Beim neuen Wehrdienst könnte das Los eine Rolle spielen. Keine gute Idee, erklärt der Freiburger Philosoph Andreas Urs Sommer. Sie sei vielmehr grenzwertig.
Der Freiburger Philosoph Andreas Urs Sommer lehnt das diskutierte Losverfahren bei der Einberufung zum Wehrdienst ab. “Ich habe große Zweifel, ob in einer so existenziellen Frage – letztlich der nach Leben und Tod – mit einer Lotterie Gerechtigkeit und Akzeptanz erreicht werden kann”, sagte Sommer am Donnerstag der Katholischen Nachrichten-Agentur (KNA) in Freiburg. Er halte die Idee für grenzwertig.
“Das Los würde entscheiden, ob ich als potenzieller Soldat gemustert werde. Und die Verpflichtung des Soldaten und der Soldatin ist es, im Ernstfall mit dem eigenen Leben einzustehen.” Auch wenn die ausgelosten Personen den Militärdienst verweigern können, ändere das nichts an den potenziell tödlichen Folgen des Losentscheids.
Sommer rechnet mit einer breiten, anhaltenden Ablehnung der Bürger gegen eine solche Verlosung. “Natürlich kann niemand genaue Prognosen geben, wie die Menschen in der Praxis reagieren würden. Aber ich halte es für sehr unwahrscheinlich, dass die Mehrheit ein solches Losverfahren, bei dem der Ausgeloste sehr weitreichende persönliche Folgen zu befürchten hat, akzeptieren wird.” Auf Social Media gebe es bereits heftige Kritik an den Plänen, sagte der Wissenschaftler. “Auch wenn das vielleicht nicht repräsentativ ist.”
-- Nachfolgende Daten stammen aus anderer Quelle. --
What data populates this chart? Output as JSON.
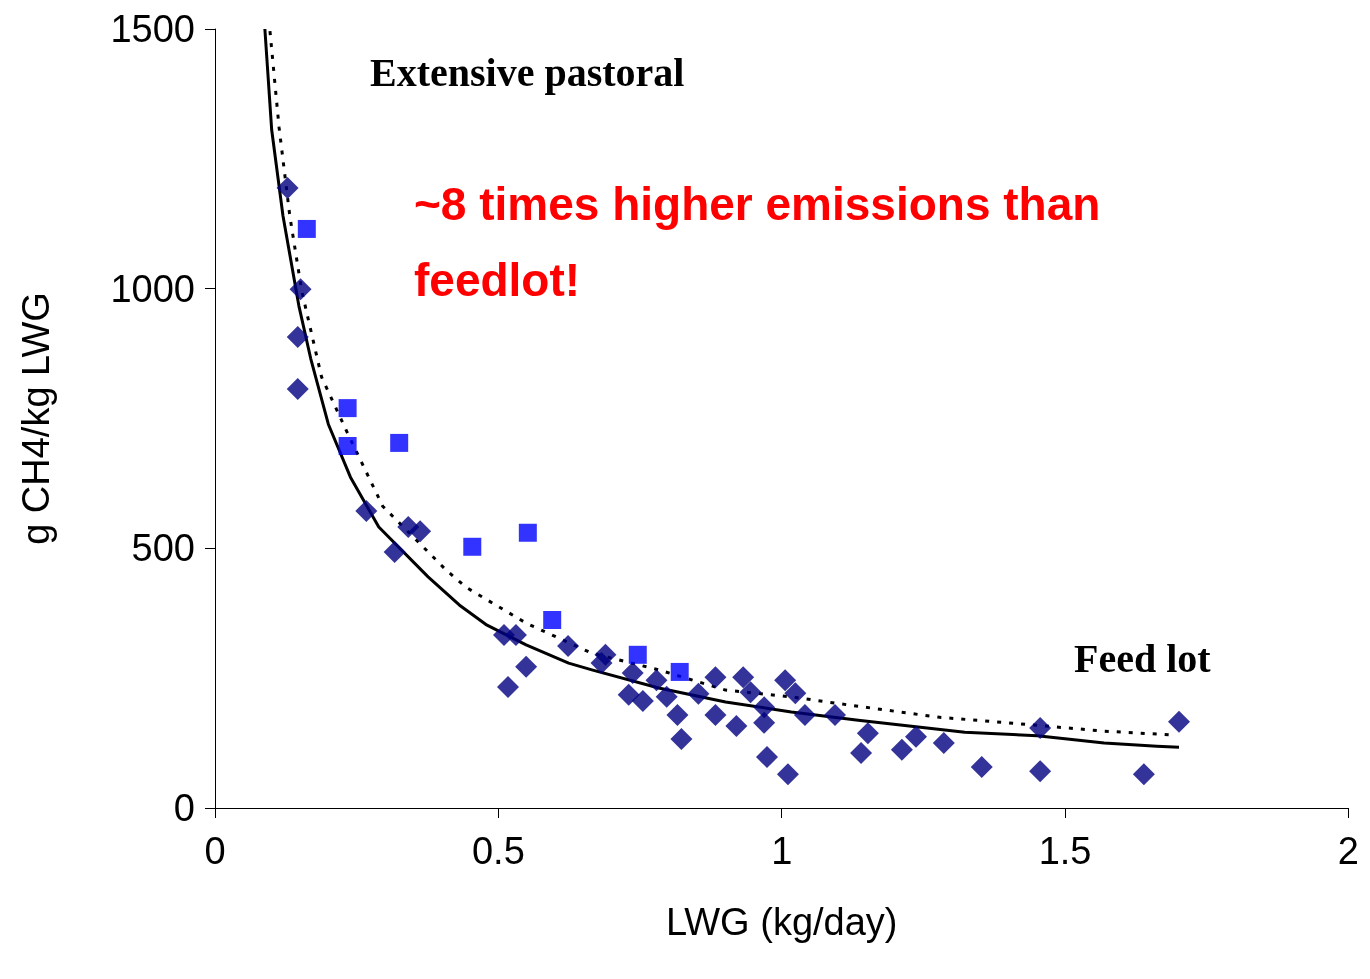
{
  "chart_data": {
    "type": "scatter",
    "xlabel": "LWG (kg/day)",
    "ylabel": "g CH4/kg LWG",
    "annotations": [
      "Extensive pastoral",
      "~8 times higher emissions than feedlot!",
      "Feed lot"
    ],
    "xlim": [
      0,
      2
    ],
    "xticks": [
      0,
      0.5,
      1,
      1.5,
      2
    ],
    "ylim": [
      0,
      1500
    ],
    "yticks": [
      0,
      500,
      1000,
      1500
    ],
    "grid": false,
    "series": [
      {
        "type": "scatter",
        "marker": "diamond",
        "color": "#000080",
        "x": [
          0.128,
          0.151,
          0.146,
          0.146,
          0.267,
          0.317,
          0.341,
          0.362,
          0.51,
          0.531,
          0.517,
          0.549,
          0.623,
          0.689,
          0.682,
          0.737,
          0.73,
          0.755,
          0.779,
          0.797,
          0.816,
          0.823,
          0.853,
          0.883,
          0.883,
          0.92,
          0.932,
          0.945,
          0.969,
          0.969,
          0.974,
          1.011,
          1.006,
          1.024,
          1.041,
          1.094,
          1.152,
          1.14,
          1.212,
          1.237,
          1.286,
          1.353,
          1.456,
          1.456,
          1.639,
          1.701
        ],
        "values": [
          1194,
          999,
          907,
          807,
          572,
          493,
          541,
          533,
          333,
          333,
          233,
          272,
          312,
          295,
          279,
          260,
          218,
          206,
          246,
          214,
          179,
          133,
          220,
          252,
          179,
          158,
          252,
          223,
          194,
          164,
          98,
          65,
          246,
          221,
          179,
          179,
          144,
          106,
          112,
          137,
          125,
          79,
          154,
          71,
          65,
          166
        ]
      },
      {
        "type": "scatter",
        "marker": "square",
        "color": "#0000ff",
        "x": [
          0.162,
          0.234,
          0.234,
          0.325,
          0.454,
          0.552,
          0.595,
          0.746,
          0.82
        ],
        "values": [
          1115,
          770,
          697,
          703,
          503,
          530,
          362,
          295,
          262
        ]
      },
      {
        "type": "line",
        "marker": "none",
        "line_style": "solid",
        "color": "#000000",
        "x": [
          0.088,
          0.1,
          0.12,
          0.148,
          0.169,
          0.2,
          0.239,
          0.289,
          0.376,
          0.431,
          0.48,
          0.549,
          0.624,
          0.665,
          0.783,
          0.901,
          1.017,
          1.135,
          1.323,
          1.451,
          1.569,
          1.662,
          1.701
        ],
        "values": [
          1500,
          1306,
          1140,
          967,
          865,
          739,
          637,
          541,
          445,
          391,
          352,
          314,
          279,
          266,
          231,
          204,
          185,
          169,
          146,
          139,
          125,
          119,
          117
        ]
      },
      {
        "type": "line",
        "marker": "none",
        "line_style": "dotted",
        "color": "#000000",
        "x": [
          0.097,
          0.113,
          0.132,
          0.153,
          0.188,
          0.232,
          0.296,
          0.408,
          0.443,
          0.549,
          0.665,
          0.783,
          0.901,
          1.017,
          1.094,
          1.275,
          1.421,
          1.569,
          1.685
        ],
        "values": [
          1496,
          1311,
          1140,
          996,
          830,
          726,
          581,
          458,
          425,
          356,
          298,
          266,
          227,
          214,
          202,
          175,
          162,
          148,
          141
        ]
      }
    ]
  }
}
Zufallsentscheidungen träfen nur dann auf breite Akzeptanz, wenn ein positiver Gewinn locke, sagte Sommer. “Eine potenzielle Einberufung zur Bundeswehr ist dann aber doch etwas anderes als ein Millionengewinn in der Lotterie. Und ich glaube nicht, dass es dem Verteidigungsministerium gelingen wird, eine Musterung oder Einberufung als Glücksfall zu verkaufen.”
Sommer sprach sich dafür aus, den aktuellen politischen Streit um ein mögliches Losverfahren und den Wehrdienst als Chance zu sehen, sich über eine allgemeine Dienstpflicht für alle zu verständigen. “Jetzt ist die richtige Gelegenheit, über die Einführung eines allgemeinen Dienstes für alle nachzudenken und diesen Dienst konkret umzusetzen. Wer mag: an der Waffe. Wer das nicht will: im Krankenhaus, im Pflegeheim oder in der Kita.”
Wichtig sei dabei, nicht nur die 18- oder 19-Jährigen in die Pflicht zu nehmen, forderte Sommer. “Man kann ein solches Dienstjahr auch mit 25, 55 oder 65 Jahren machen. Jeder und jede sollte einmal im Leben ein Jahr für die Gemeinschaft leisten.”
Allerdings sei zu befürchten, so der Wissenschaftler weiter, dass die Bundesregierung derzeit wohl kaum zu einem solchen größeren Wurf in der Lage sei.
Sommer lehrt an der Universität Freiburg Philosophie. Der Schweizer ist Nietzsche-Experte. Und Befürworter einer direkter organisierten Demokratie.